72-36
Cisco ASA 5500 Series Configuration Guide using ASDM
Chapter 72 Configuring Clientless SSL VPN
Understanding How KCD Works
Figure 72-7 KCD Process
Note A clientless user session is authenticated by the ASA using the authentication mechanism
configured for the user. (In the case of Smartcard credentials, ASA performs LDAP
authorization with the userPrincipalName from the digital certificate against the Windows
Active Directory).
1. After successful authentication, the user logs in to the ASA clientless portal page. The user accesses
a Web service by entering a URL in the portal page or by clicking on the bookmark. If the Web
service requires authentication, the server challenges ASA for credentials and sends a list of
authentication methods supported by the server.
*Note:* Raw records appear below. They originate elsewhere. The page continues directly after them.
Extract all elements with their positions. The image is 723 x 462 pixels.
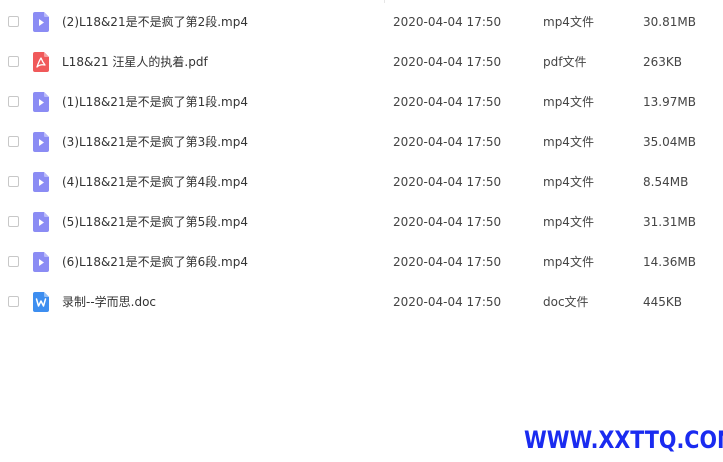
video-file-icon bbox=[33, 172, 49, 192]
file-row[interactable]: (6)L18&21是不是疯了第6段.mp4 2020-04-04 17:50 m… bbox=[0, 243, 723, 283]
file-size: 30.81MB bbox=[643, 15, 696, 29]
file-type: doc文件 bbox=[543, 295, 589, 309]
file-date: 2020-04-04 17:50 bbox=[393, 135, 502, 149]
file-date: 2020-04-04 17:50 bbox=[393, 215, 502, 229]
file-name[interactable]: (5)L18&21是不是疯了第5段.mp4 bbox=[62, 214, 248, 230]
file-type: mp4文件 bbox=[543, 135, 594, 149]
file-row[interactable]: (3)L18&21是不是疯了第3段.mp4 2020-04-04 17:50 m… bbox=[0, 123, 723, 163]
video-file-icon bbox=[33, 252, 49, 272]
row-checkbox[interactable] bbox=[8, 136, 19, 147]
file-size: 263KB bbox=[643, 55, 683, 69]
file-name[interactable]: 录制--学而思.doc bbox=[62, 294, 156, 310]
row-checkbox[interactable] bbox=[8, 216, 19, 227]
file-size: 31.31MB bbox=[643, 215, 696, 229]
file-date: 2020-04-04 17:50 bbox=[393, 255, 502, 269]
file-name[interactable]: (1)L18&21是不是疯了第1段.mp4 bbox=[62, 94, 248, 110]
file-type: mp4文件 bbox=[543, 215, 594, 229]
row-checkbox[interactable] bbox=[8, 176, 19, 187]
file-type: mp4文件 bbox=[543, 95, 594, 109]
file-size: 13.97MB bbox=[643, 95, 696, 109]
video-file-icon bbox=[33, 92, 49, 112]
file-row[interactable]: (1)L18&21是不是疯了第1段.mp4 2020-04-04 17:50 m… bbox=[0, 83, 723, 123]
file-name[interactable]: (3)L18&21是不是疯了第3段.mp4 bbox=[62, 134, 248, 150]
row-checkbox[interactable] bbox=[8, 96, 19, 107]
video-file-icon bbox=[33, 212, 49, 232]
row-checkbox[interactable] bbox=[8, 256, 19, 267]
file-type: mp4文件 bbox=[543, 15, 594, 29]
file-date: 2020-04-04 17:50 bbox=[393, 95, 502, 109]
file-list-page: (2)L18&21是不是疯了第2段.mp4 2020-04-04 17:50 m… bbox=[0, 0, 723, 462]
video-file-icon bbox=[33, 132, 49, 152]
word-file-icon bbox=[33, 292, 49, 312]
file-date: 2020-04-04 17:50 bbox=[393, 15, 502, 29]
file-size: 14.36MB bbox=[643, 255, 696, 269]
file-list: (2)L18&21是不是疯了第2段.mp4 2020-04-04 17:50 m… bbox=[0, 3, 723, 323]
file-name[interactable]: (2)L18&21是不是疯了第2段.mp4 bbox=[62, 14, 248, 30]
file-name[interactable]: L18&21 汪星人的执着.pdf bbox=[62, 54, 208, 70]
file-size: 8.54MB bbox=[643, 175, 689, 189]
video-file-icon bbox=[33, 12, 49, 32]
file-date: 2020-04-04 17:50 bbox=[393, 295, 502, 309]
file-row[interactable]: (2)L18&21是不是疯了第2段.mp4 2020-04-04 17:50 m… bbox=[0, 3, 723, 43]
file-type: mp4文件 bbox=[543, 255, 594, 269]
row-checkbox[interactable] bbox=[8, 16, 19, 27]
file-type: pdf文件 bbox=[543, 55, 587, 69]
file-size: 445KB bbox=[643, 295, 683, 309]
row-checkbox[interactable] bbox=[8, 56, 19, 67]
file-row[interactable]: 录制--学而思.doc 2020-04-04 17:50 doc文件 445KB bbox=[0, 283, 723, 323]
file-date: 2020-04-04 17:50 bbox=[393, 55, 502, 69]
file-type: mp4文件 bbox=[543, 175, 594, 189]
file-name[interactable]: (6)L18&21是不是疯了第6段.mp4 bbox=[62, 254, 248, 270]
file-row[interactable]: (5)L18&21是不是疯了第5段.mp4 2020-04-04 17:50 m… bbox=[0, 203, 723, 243]
file-size: 35.04MB bbox=[643, 135, 696, 149]
file-row[interactable]: (4)L18&21是不是疯了第4段.mp4 2020-04-04 17:50 m… bbox=[0, 163, 723, 203]
watermark: WWW.XXTTQ.COM bbox=[524, 426, 723, 454]
pdf-file-icon bbox=[33, 52, 49, 72]
file-name[interactable]: (4)L18&21是不是疯了第4段.mp4 bbox=[62, 174, 248, 190]
row-checkbox[interactable] bbox=[8, 296, 19, 307]
file-date: 2020-04-04 17:50 bbox=[393, 175, 502, 189]
file-row[interactable]: L18&21 汪星人的执着.pdf 2020-04-04 17:50 pdf文件… bbox=[0, 43, 723, 83]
Note KCD for Clientless SSL VPN is supported for all authentication methods (RADIUS,
RSA/SDI, LDAP, digital certificates, and so on). Refer to the AAA Support table at
http://www.cisco.com/en/US/partner/docs/security/asa/asa84/configuration/guide/access_a
aa.html#wp1069492.
2. Based on the HTTP headers in the challenge, ASA determines whether the server requires Kerberos
authentication. (This is part of the SPNEGO mechanism.) If connecting to a backend server requires
Kerberos authentication, the ASA requests a service ticket for itself on behalf of the user from the
key distribution center.
3. The key distribution center returns the requested tickets to the ASA. Even though these tickets are
passed to the ASA, they contain the user’s authorization data.ASA requests a service ticket from the
KDC for the specific service that the user wants to access.